Although Ironmax has only been in business for two years, its growth and the acceptance of its services already surpassed its projections. According to Paradis, the RFQ service has been experiencing stable, double-digit growth, and its information products, just introduced in December 2000, appear to be growing even faster. He also believes that the use of Internet-based construction equipment services will accelerate as contractors and suppliers become more familiar with them.

The Internet marketplace is still in its infancy, and Ironmax and its competitors are busily developing new products and services that will extend the usefulness of the Internet to contractors even more. Paradis speaks for the fledgling industry when he says, "It is evident that the Internet is becoming a dominant platform for people to do business in the years ahead, and we want to take advantage of the opportunity to deliver better solutions to solve the construction industry’s problems."

Charles D. Bader is with Dateline II Communications in Los Angeles, CA.

Clark Construction Company is one of the largest construction companies on the East Coast with operations that have expanded throughout the country. Does it rent equipment or does it buy equipment? Mike Thompson, the company’s purchasing agent based in Bethesda, MD, gave us some answers.

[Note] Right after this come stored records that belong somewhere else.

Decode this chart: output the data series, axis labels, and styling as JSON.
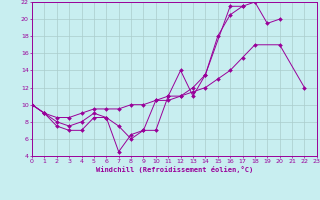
{
  "xlabel": "Windchill (Refroidissement éolien,°C)",
  "xlim": [
    0,
    23
  ],
  "ylim": [
    4,
    22
  ],
  "xticks": [
    0,
    1,
    2,
    3,
    4,
    5,
    6,
    7,
    8,
    9,
    10,
    11,
    12,
    13,
    14,
    15,
    16,
    17,
    18,
    19,
    20,
    21,
    22,
    23
  ],
  "yticks": [
    4,
    6,
    8,
    10,
    12,
    14,
    16,
    18,
    20,
    22
  ],
  "bg_color": "#c8eef0",
  "line_color": "#990099",
  "grid_color": "#aacccc",
  "line1_x": [
    0,
    1,
    2,
    3,
    4,
    5,
    6,
    7,
    8,
    9,
    10,
    11,
    12,
    13,
    14,
    15,
    16,
    17,
    18,
    19,
    20
  ],
  "line1_y": [
    10,
    9,
    7.5,
    7,
    7,
    8.5,
    8.5,
    7.5,
    6,
    7,
    7,
    11,
    14,
    11,
    13.5,
    18,
    20.5,
    21.5,
    22,
    19.5,
    20
  ],
  "line2_x": [
    0,
    1,
    2,
    3,
    4,
    5,
    6,
    7,
    8,
    9,
    10,
    11,
    12,
    13,
    14,
    16,
    17
  ],
  "line2_y": [
    10,
    9,
    8,
    7.5,
    8,
    9,
    8.5,
    4.5,
    6.5,
    7,
    10.5,
    11,
    11,
    12,
    13.5,
    21.5,
    21.5
  ],
  "line3_x": [
    0,
    1,
    2,
    3,
    4,
    5,
    6,
    7,
    8,
    9,
    10,
    11,
    12,
    13,
    14,
    15,
    16,
    17,
    18,
    20,
    22
  ],
  "line3_y": [
    10,
    9,
    8.5,
    8.5,
    9,
    9.5,
    9.5,
    9.5,
    10,
    10,
    10.5,
    10.5,
    11,
    11.5,
    12,
    13,
    14,
    15.5,
    17,
    17,
    12
  ]
}
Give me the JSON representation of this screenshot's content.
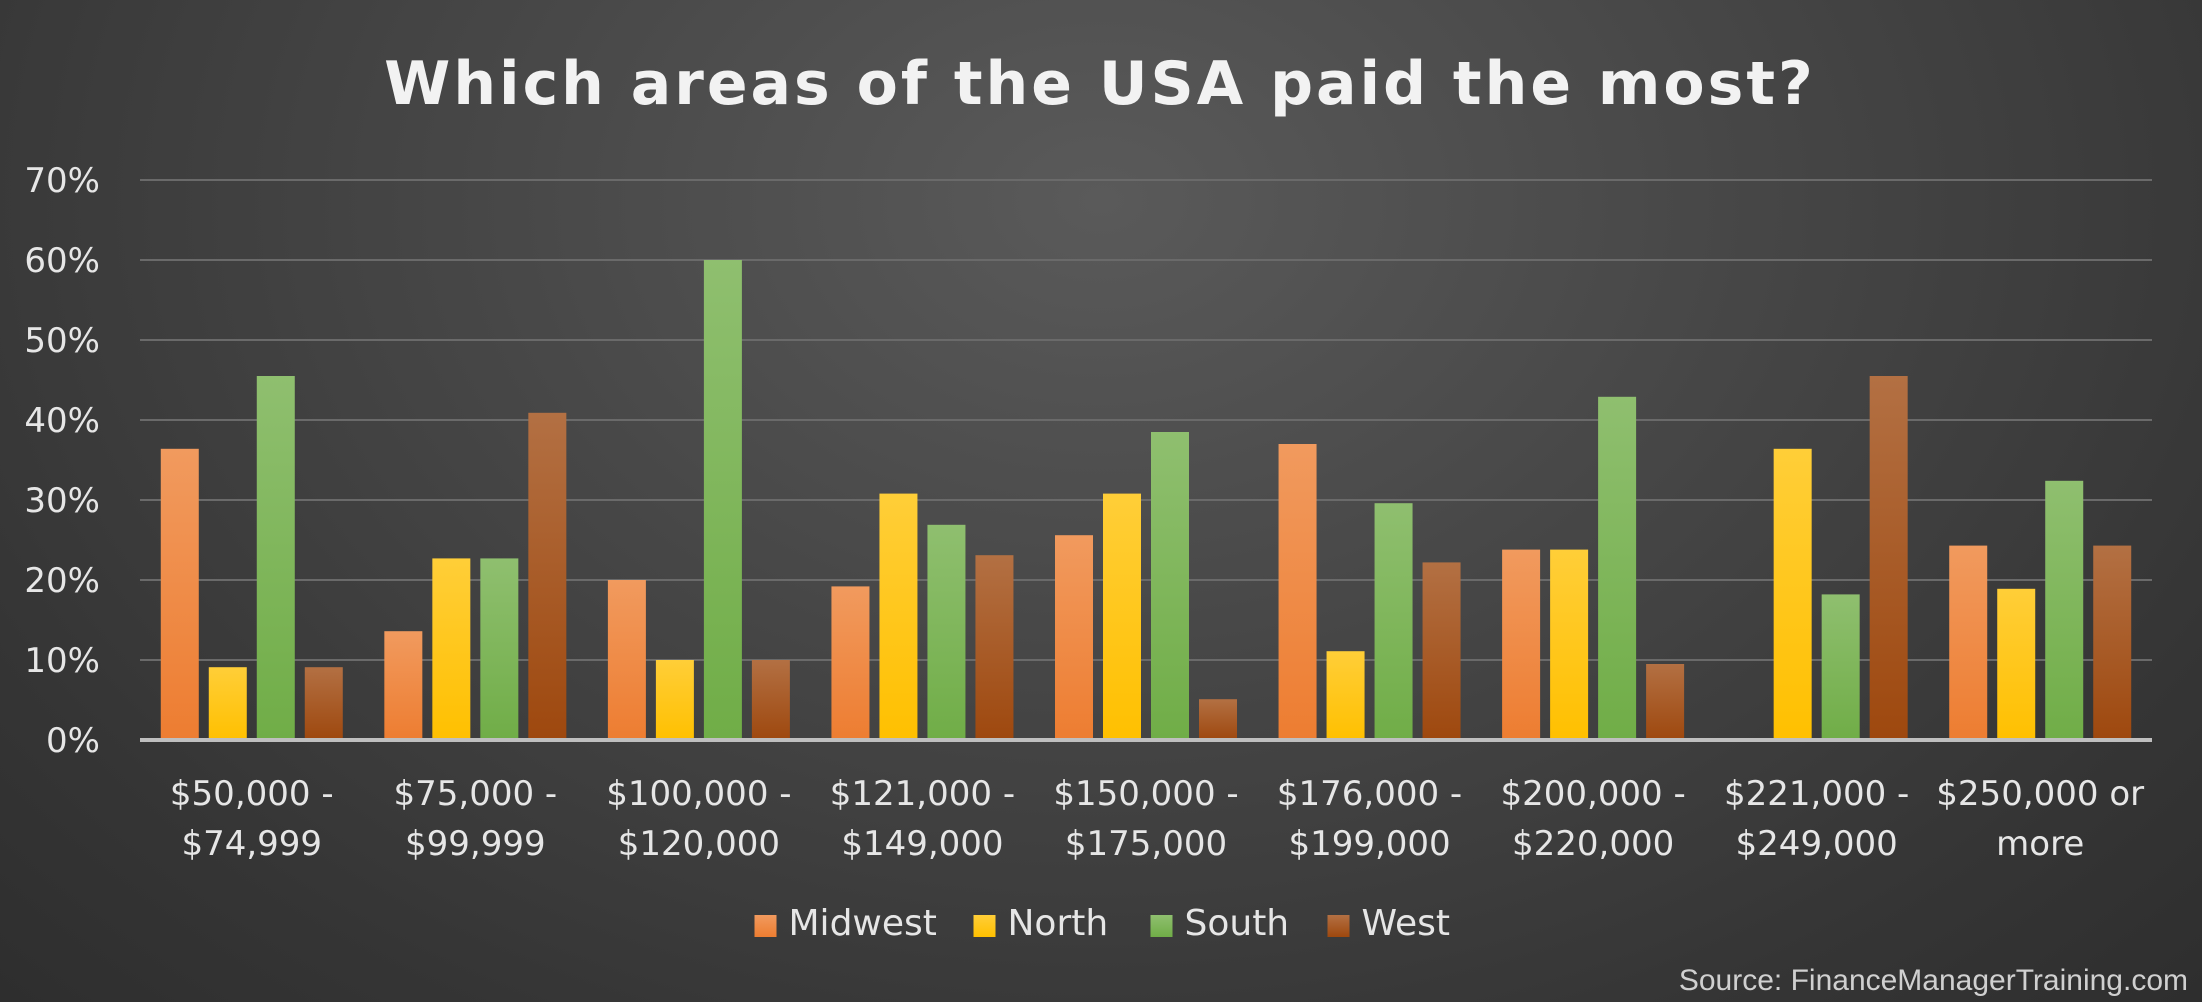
{
  "chart_data": {
    "type": "bar",
    "title": "Which areas of the USA paid the most?",
    "source": "Source: FinanceManagerTraining.com",
    "categories": [
      [
        "$50,000 -",
        "$74,999"
      ],
      [
        "$75,000 -",
        "$99,999"
      ],
      [
        "$100,000 -",
        "$120,000"
      ],
      [
        "$121,000 -",
        "$149,000"
      ],
      [
        "$150,000 -",
        "$175,000"
      ],
      [
        "$176,000 -",
        "$199,000"
      ],
      [
        "$200,000 -",
        "$220,000"
      ],
      [
        "$221,000 -",
        "$249,000"
      ],
      [
        "$250,000 or",
        "more"
      ]
    ],
    "series": [
      {
        "name": "Midwest",
        "color": "#ed7d31",
        "values": [
          36.4,
          13.6,
          20.0,
          19.2,
          25.6,
          37.0,
          23.8,
          0,
          24.3
        ]
      },
      {
        "name": "North",
        "color": "#ffc000",
        "values": [
          9.1,
          22.7,
          10.0,
          30.8,
          30.8,
          11.1,
          23.8,
          36.4,
          18.9
        ]
      },
      {
        "name": "South",
        "color": "#70ad47",
        "values": [
          45.5,
          22.7,
          60.0,
          26.9,
          38.5,
          29.6,
          42.9,
          18.2,
          32.4
        ]
      },
      {
        "name": "West",
        "color": "#9e480e",
        "values": [
          9.1,
          40.9,
          10.0,
          23.1,
          5.1,
          22.2,
          9.5,
          45.5,
          24.3
        ]
      }
    ],
    "y_ticks": [
      "0%",
      "10%",
      "20%",
      "30%",
      "40%",
      "50%",
      "60%",
      "70%"
    ],
    "ylim": [
      0,
      70
    ],
    "grid": true,
    "legend_position": "bottom"
  }
}
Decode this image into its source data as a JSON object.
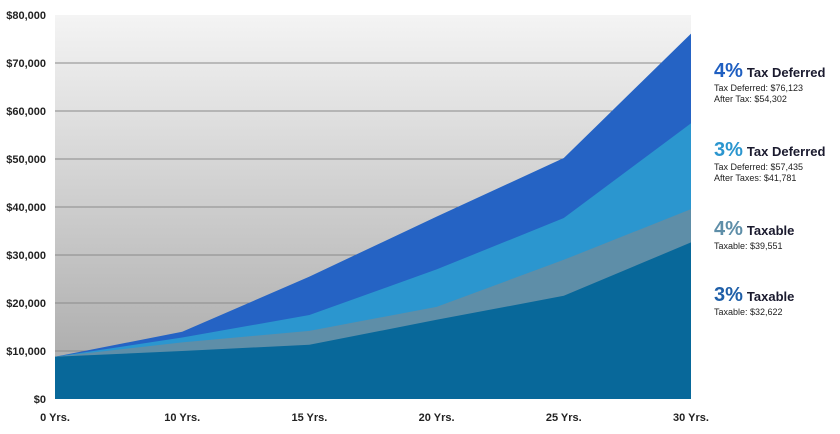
{
  "chart_data": {
    "type": "area",
    "categories": [
      "0 Yrs.",
      "10 Yrs.",
      "15 Yrs.",
      "20 Yrs.",
      "25 Yrs.",
      "30 Yrs."
    ],
    "y_tick_labels": [
      "$0",
      "$10,000",
      "$20,000",
      "$30,000",
      "$40,000",
      "$50,000",
      "$60,000",
      "$70,000",
      "$80,000"
    ],
    "ylim": [
      0,
      80000
    ],
    "grid": true,
    "legend_position": "right",
    "series": [
      {
        "name": "4% Tax Deferred",
        "color": "#2563c4",
        "values": [
          8800,
          14000,
          25500,
          38000,
          50200,
          76123
        ]
      },
      {
        "name": "3% Tax Deferred",
        "color": "#2b96cf",
        "values": [
          8800,
          12800,
          17500,
          27000,
          37700,
          57435
        ]
      },
      {
        "name": "4% Taxable",
        "color": "#5e8ea8",
        "values": [
          8800,
          11800,
          14200,
          19200,
          29000,
          39551
        ]
      },
      {
        "name": "3% Taxable",
        "color": "#08689a",
        "values": [
          8800,
          10000,
          11300,
          16500,
          21500,
          32622
        ]
      }
    ]
  },
  "legend": [
    {
      "pct": "4%",
      "name": "Tax Deferred",
      "color": "#2563c4",
      "lines": [
        "Tax Deferred: $76,123",
        "After Tax: $54,302"
      ]
    },
    {
      "pct": "3%",
      "name": "Tax Deferred",
      "color": "#2b96cf",
      "lines": [
        "Tax Deferred: $57,435",
        "After Taxes: $41,781"
      ]
    },
    {
      "pct": "4%",
      "name": "Taxable",
      "color": "#5e8ea8",
      "lines": [
        "Taxable: $39,551"
      ]
    },
    {
      "pct": "3%",
      "name": "Taxable",
      "color": "#1f5fa8",
      "lines": [
        "Taxable: $32,622"
      ]
    }
  ]
}
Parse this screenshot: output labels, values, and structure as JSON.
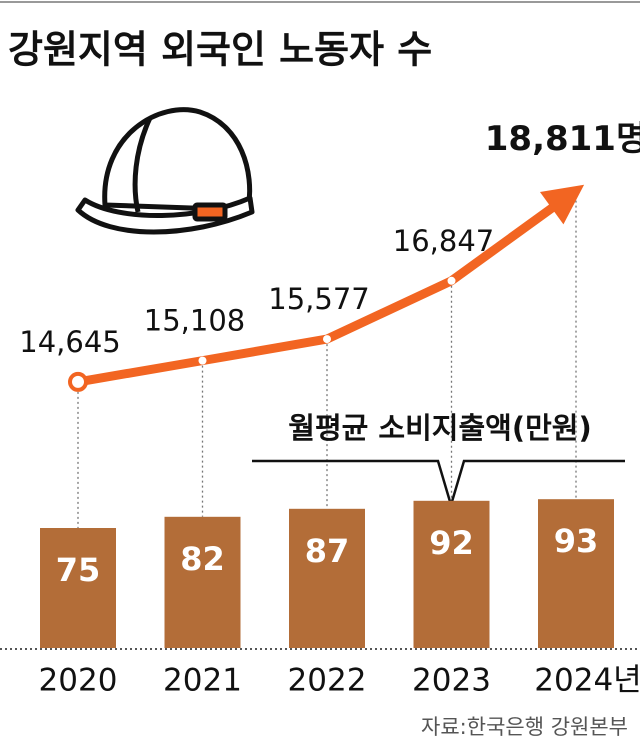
{
  "chart_data": {
    "type": "bar",
    "title": "강원지역 외국인 노동자 수",
    "categories": [
      "2020",
      "2021",
      "2022",
      "2023",
      "2024년"
    ],
    "series": [
      {
        "name": "월평균 소비지출액(만원)",
        "type": "bar",
        "color": "#b36d38",
        "values": [
          75,
          82,
          87,
          92,
          93
        ]
      },
      {
        "type": "line",
        "axis": "y2",
        "color": "#f26522",
        "values": [
          14645,
          15108,
          15577,
          16847,
          18811
        ],
        "value_labels": [
          "14,645",
          "15,108",
          "15,577",
          "16,847",
          "18,811명"
        ]
      }
    ],
    "ylim": [
      0,
      100
    ],
    "y2lim": [
      8000,
      20000
    ],
    "source": "자료:한국은행 강원본부"
  }
}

"We acquire equipment ranging from small tools up to generators, compressors, heavy-duty cranes, and other big equipment. And our decision whether to rent or buy depends upon the equipment and the job it is needed for. Therefore, we gather a lot of information before we make a decision. As a minimum, we get a firm definition of the kind of equipment needed for the job and how long it will be needed for that job. Then we get daily, weekly, monthly, and extended-period quotes for rental of that equipment type from four vendors. We also determine what the replacement value would be if we purchased it.

"Then we calculate the rental cost by applying the monthly or extended-period rental rate to the length of time the equipment will be needed on this particular job. We compare that figure to the purchase price. If the total rental cost will be more than 60% to 70% of the purchase price, we are likely to buy it outright. On large equipment, that happens about 40% of the time.

"There are exceptions, of course. For example, even though we have a lot of compressors already in our fleet, we currently have so much work that most of them are in the field. Therefore, we’ll rent compressors–whatever the formula dictates. And that decision will change if the situation changes.

"Even though we have jobs throughout the country, distance and location are not major factors in our rent-versus-buy decision. Today there are rental outlets in almost every area of the country, so we can rent with confidence from a local outlet of a reputable national company and rely on that outlet to provide the service. However, if the time period and the value dictate purchase, we are likely to do so even for remote jobs. If we do decide to purchase, we may use a maintenance crew for all the equipment on the site; otherwise we may locate an independent repair shop nearby.

"How do we dispose of all this owned equipment once its life span is over? We do sell some of it, but generally we just run it into the dirt and then scrap it for parts. We do rent a lot of equipment, but there are still many situations where purchased equipment can give us more value–not just over the life of a job, but thereafter too."